System Reliability & Performance  

  • Own the reliability, scalability, and performance of core production systems.  
  • Perform advanced performance troubleshooting and tuning across OS, network, and application layers.  
  • Optimize resource usage on bare-metal Linux servers to maximize efficiency and reliability 

Data Infrastructure Reliability  

  • Operate and scale our enterprise messaging and event streaming system with Kafka.  
  • Ensure high availability and performance of our data warehouse with ClickHouse.  

Automation & Observability  

  • Enhance system observability through metrics, tracing, and logging (Prometheus, Grafana, CheckMK, OpenTelemetry).  
  • Design and maintain alerting systems that balance coverage with actionable signals.  

Incident Response & Coordination

  • Lead high-severity incident response and cross-team coordination as the arbiter when failures have multi-team impact.  
  • Drive blameless postmortems and systemic improvements.  

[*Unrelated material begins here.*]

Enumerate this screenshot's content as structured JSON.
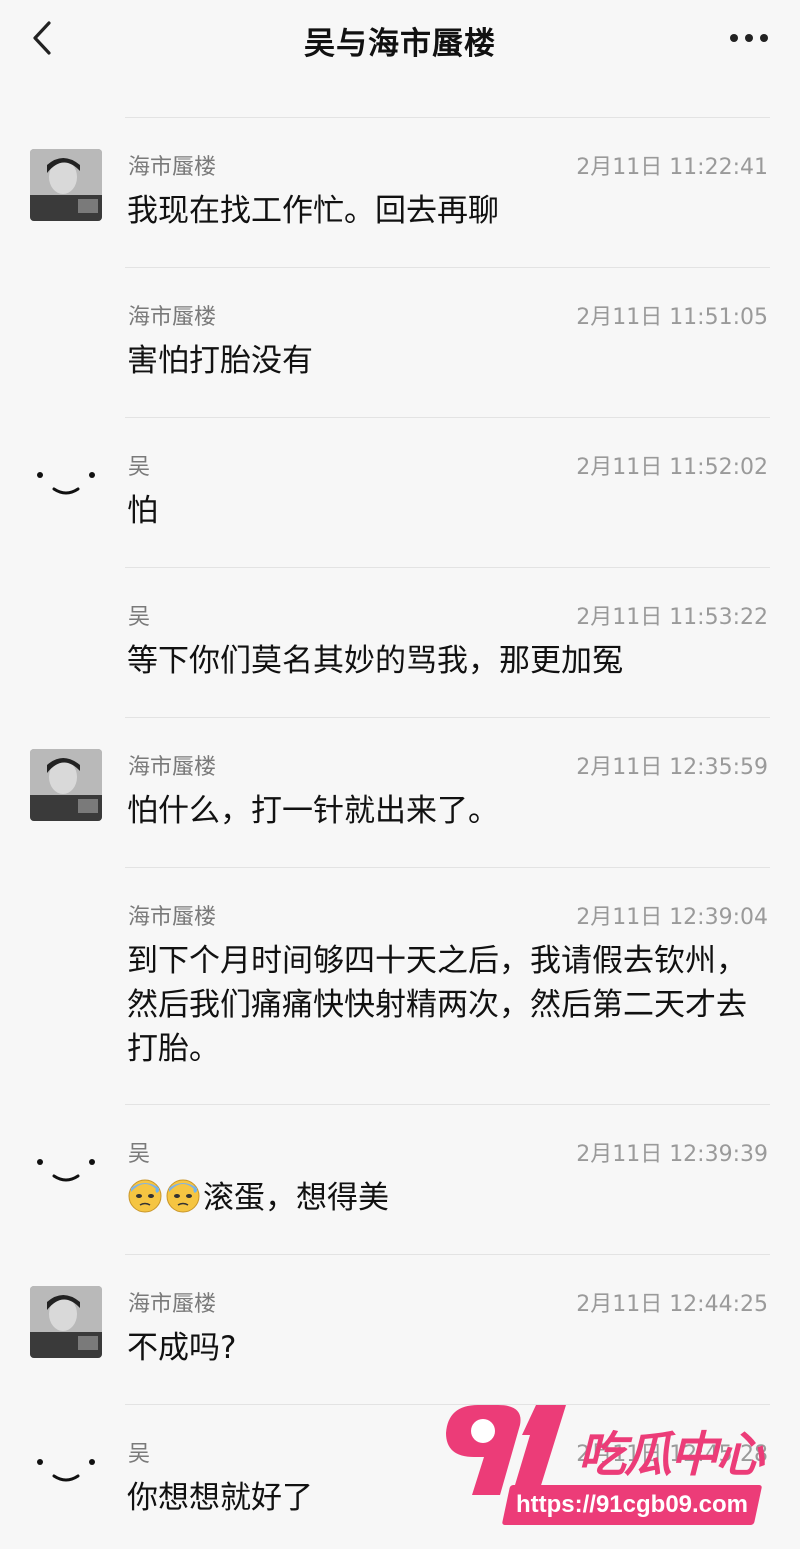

Reliability Culture & Mentorship  

  • Mentor engineers on performance tuning, deployment safety, and reliability-first design.
  • Promote a culture of automation, ownership, and operational excellence.

REQUIREMENTS

Experience  

  • 5+ years in SRE, systems engineering, or infrastructure-focused roles (with at least 2+ years in a senior or lead position).  
  • Strong track record managing large-scale production systems on bare-metal Linux.  

Technical Skills  

  • Expert-level skills in Linux internals, system performance troubleshooting, and tuning.  
  • Hands-on experience operating and scaling Kafka or equivalent messaging systems.  
  • Hands-on experience operating and scaling ClickHouse or similar OLAP database.  
  • Solid coding/scripting ability in Python, Go, or Bash.  
  • Proficiency with Infrastructure-as-Code tools (Terraform, Ansible, etc.).  
  • Experience building and operating highly available distributed systems.  

Soft Skills 

  • Analytical problem-solver with a strong performance-first mindset.  
  • Advocates for automation and reducing toil.  
  • Communicates clearly across both technical and non-technical teams.  
  • Thrives in high-accountability, reliability-driven environments.  

Nice-to-Have  

  • Hands-on experience operating Kubernetes clusters on a scale. 
  • Familiarity with modern Data Lakehouse architecture. 
  • Prior experience with capacity planning and benchmarking at scale.

HIRING PROCESS 

Phone Screening > Onsite Interviews > Offering.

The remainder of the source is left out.